No sé si uno llega alguna vez a estar preparado para tanto.
Tanto cambio, tanto silencio, tanta pérdida.
Tanta vida que pasa y que no se detiene, aunque tú aún no estés listo para continuar.
Durante mucho tiempo pensé que la fortaleza consistía en no caer, en mantenerme entero mientras todo se desmoronaba alrededor.
Hoy sé que no era eso.
La fortaleza real fue seguir, incluso roto.
Fue levantarme sin certezas, con el miedo a cuestas, y seguir confiando, aunque no tuviera motivos.
He aprendido a mirar mis ruinas sin asustarme.
A aceptar que no todas las historias terminan bien, pero que todas, de alguna forma, dejan una enseñanza.
Que no todo se olvida, pero con el tiempo, se aprende a vivir distinto.
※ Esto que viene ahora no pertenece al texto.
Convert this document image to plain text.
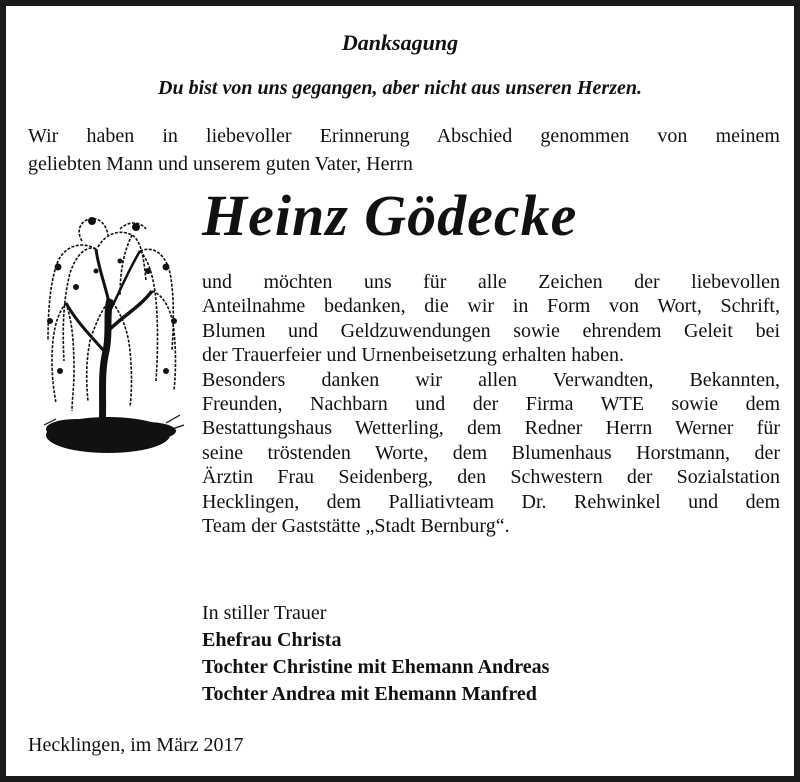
Danksagung
Du bist von uns gegangen, aber nicht aus unseren Herzen.
Wir haben in liebevoller Erinnerung Abschied genommen von meinem
geliebten Mann und unserem guten Vater, Herrn
Heinz Gödecke
und möchten uns für alle Zeichen der liebevollen
Anteilnahme bedanken, die wir in Form von Wort, Schrift,
Blumen und Geldzuwendungen sowie ehrendem Geleit bei
der Trauerfeier und Urnenbeisetzung erhalten haben.
Besonders danken wir allen Verwandten, Bekannten,
Freunden, Nachbarn und der Firma WTE sowie dem
Bestattungshaus Wetterling, dem Redner Herrn Werner für
seine tröstenden Worte, dem Blumenhaus Horstmann, der
Ärztin Frau Seidenberg, den Schwestern der Sozialstation
Hecklingen, dem Palliativteam Dr. Rehwinkel und dem
Team der Gaststätte „Stadt Bernburg“.
In stiller Trauer
Ehefrau Christa
Tochter Christine mit Ehemann Andreas
Tochter Andrea mit Ehemann Manfred
Hecklingen, im März 2017
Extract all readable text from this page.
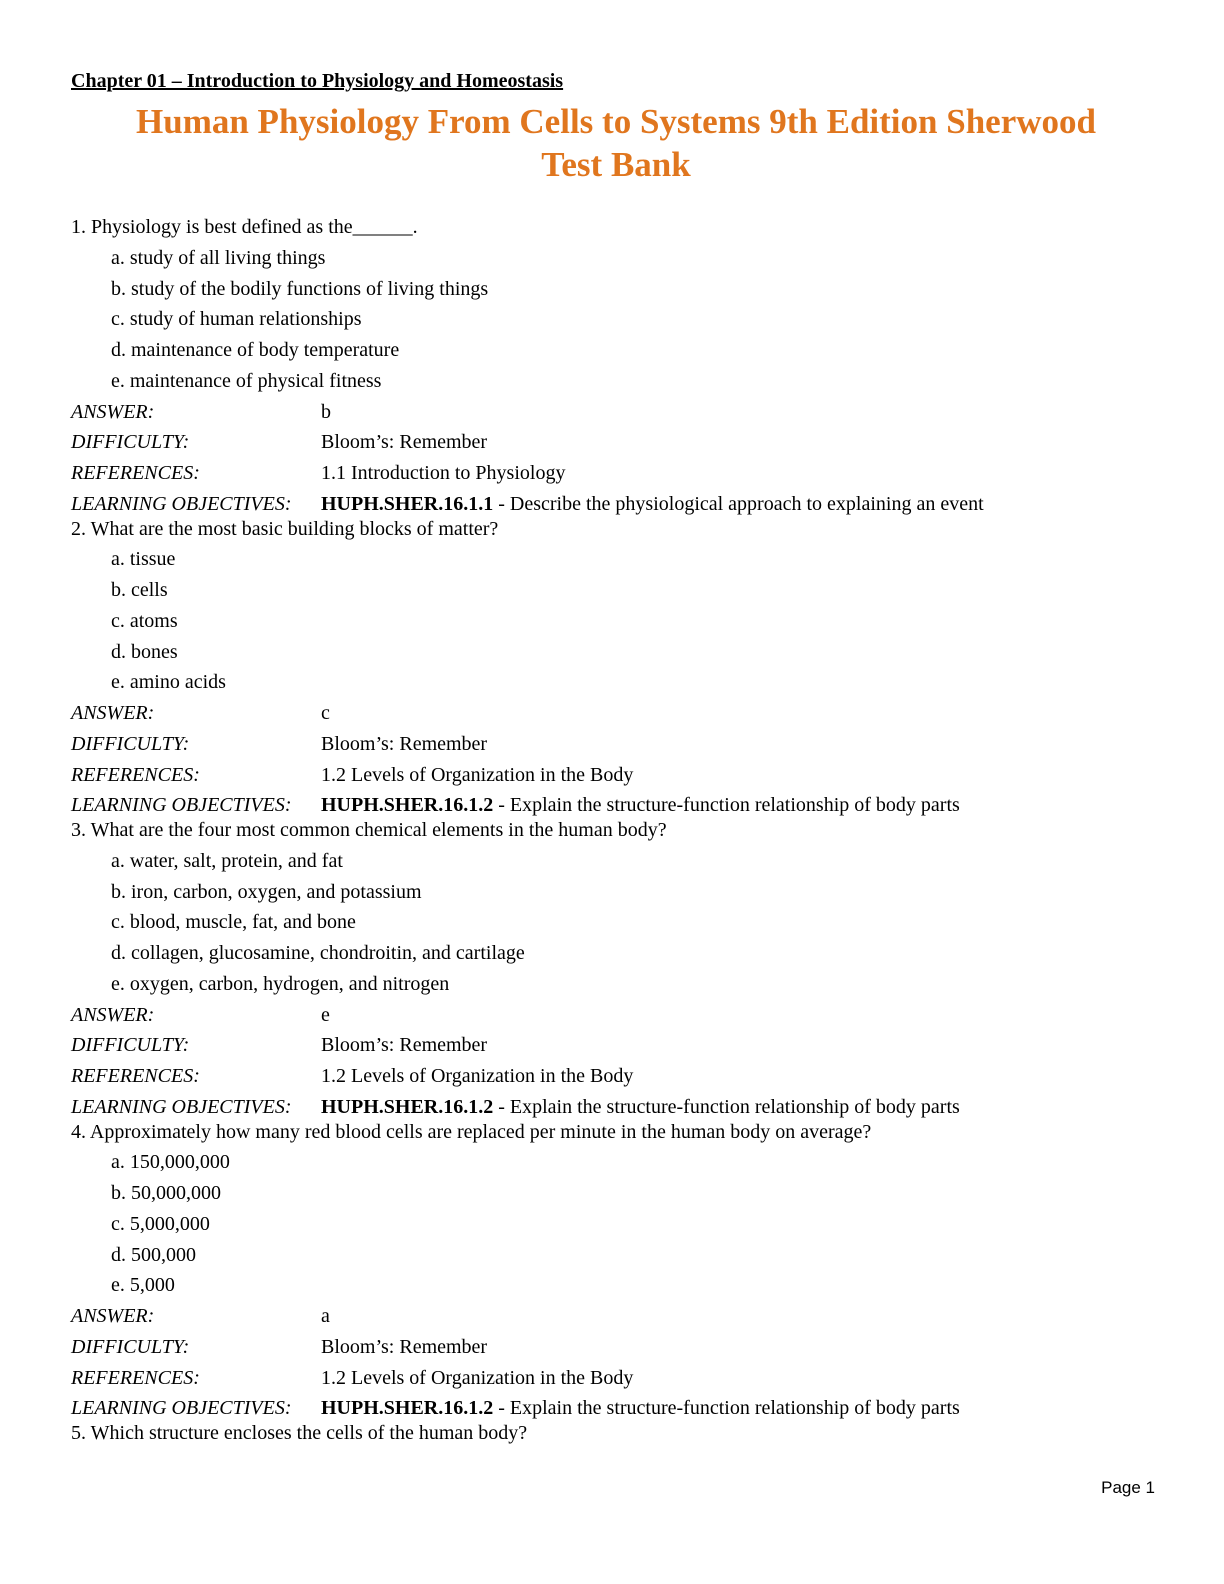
Chapter 01 – Introduction to Physiology and Homeostasis
Human Physiology From Cells to Systems 9th Edition Sherwood
Test Bank
1. Physiology is best defined as the______.
a. study of all living things
b. study of the bodily functions of living things
c. study of human relationships
d. maintenance of body temperature
e. maintenance of physical fitness
ANSWER:	b
DIFFICULTY:	Bloom’s: Remember
REFERENCES:	1.1 Introduction to Physiology
LEARNING OBJECTIVES:	HUPH.SHER.16.1.1 - Describe the physiological approach to explaining an event
2. What are the most basic building blocks of matter?
a. tissue
b. cells
c. atoms
d. bones
e. amino acids
ANSWER:	c
DIFFICULTY:	Bloom’s: Remember
REFERENCES:	1.2 Levels of Organization in the Body
LEARNING OBJECTIVES:	HUPH.SHER.16.1.2 - Explain the structure-function relationship of body parts
3. What are the four most common chemical elements in the human body?
a. water, salt, protein, and fat
b. iron, carbon, oxygen, and potassium
c. blood, muscle, fat, and bone
d. collagen, glucosamine, chondroitin, and cartilage
e. oxygen, carbon, hydrogen, and nitrogen
ANSWER:	e
DIFFICULTY:	Bloom’s: Remember
REFERENCES:	1.2 Levels of Organization in the Body
LEARNING OBJECTIVES:	HUPH.SHER.16.1.2 - Explain the structure-function relationship of body parts
4. Approximately how many red blood cells are replaced per minute in the human body on average?
a. 150,000,000
b. 50,000,000
c. 5,000,000
d. 500,000
e. 5,000
ANSWER:	a
DIFFICULTY:	Bloom’s: Remember
REFERENCES:	1.2 Levels of Organization in the Body
LEARNING OBJECTIVES:	HUPH.SHER.16.1.2 - Explain the structure-function relationship of body parts
5. Which structure encloses the cells of the human body?
Page 1
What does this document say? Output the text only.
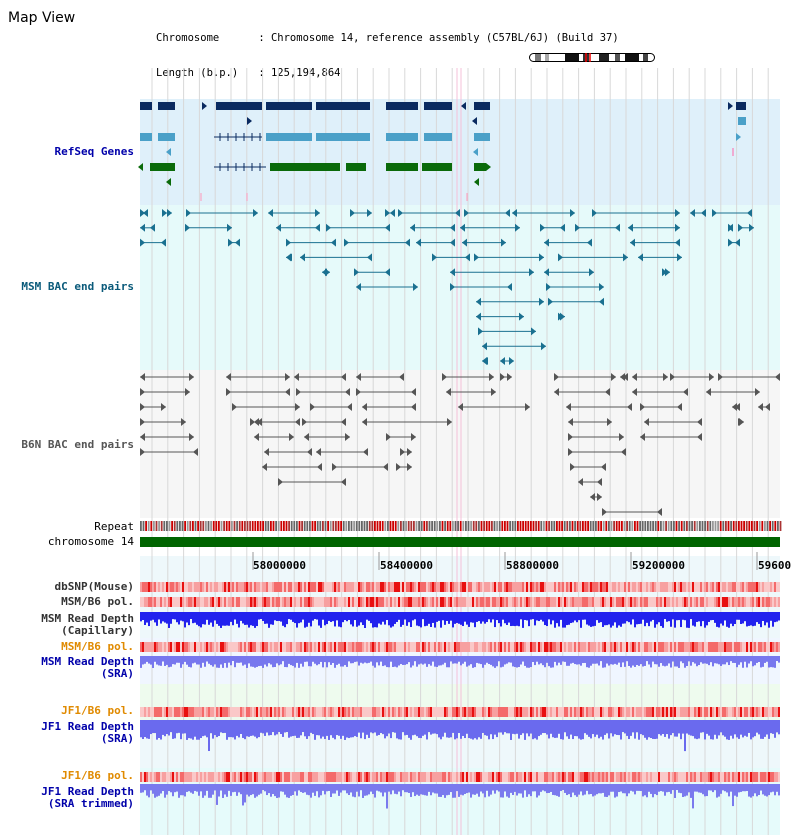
Map View

Chromosome	: Chromosome 14, reference assembly (C57BL/6J) (Build 37)

Length (b.p.) : 125,194,864

RefSeq Genes
MSM BAC end pairs
B6N BAC end pairs
Repeat
chromosome 14
dbSNP(Mouse)
MSM/B6 pol.
MSM Read Depth
(Capillary)
MSM/B6 pol.
MSM Read Depth
(SRA)
JF1/B6 pol.
JF1 Read Depth
(SRA)
JF1/B6 pol.
JF1 Read Depth
(SRA trimmed)
58000000	58400000	58800000	59200000	59600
Sigo luchando con fantasmas que no siempre se dejan ir.
Sigo recordando a quien ya no debería dolerme, pero también sigo creciendo en medio de ese dolor.
Porque ya no busco respuestas, busco paz.
Y eso, por fin, empieza a tener sentido.
A veces pienso que la vida no te prepara para tanto.
Ni para los adioses sin explicación, ni para el amor que se apaga, ni para la nostalgia que se queda.
Pero también pienso que, quizás, de eso se trata: de aprender a sostenerte sin entenderlo todo.
Hoy no prometo estar bien.
Prometo seguir intentándolo.
Prometo seguir buscando luz, incluso cuando no la vea.
Prometo no rendirme, aunque a veces duela seguir.
Porque sí, puede que aún me falte mucho por sanar, pero también he avanzado más de lo que creo.
Y si algo me ha enseñado este camino, es que no hay que tenerlo todo claro para seguir caminando.
Todavía estoy aquí
Y si llegaste hasta aquí conmigo, gracias.
Por leerme, por quedarte, por entender sin preguntar.
Por acompañar a alguien que sigue aprendiendo, poco a poco, a estar preparado para tanto.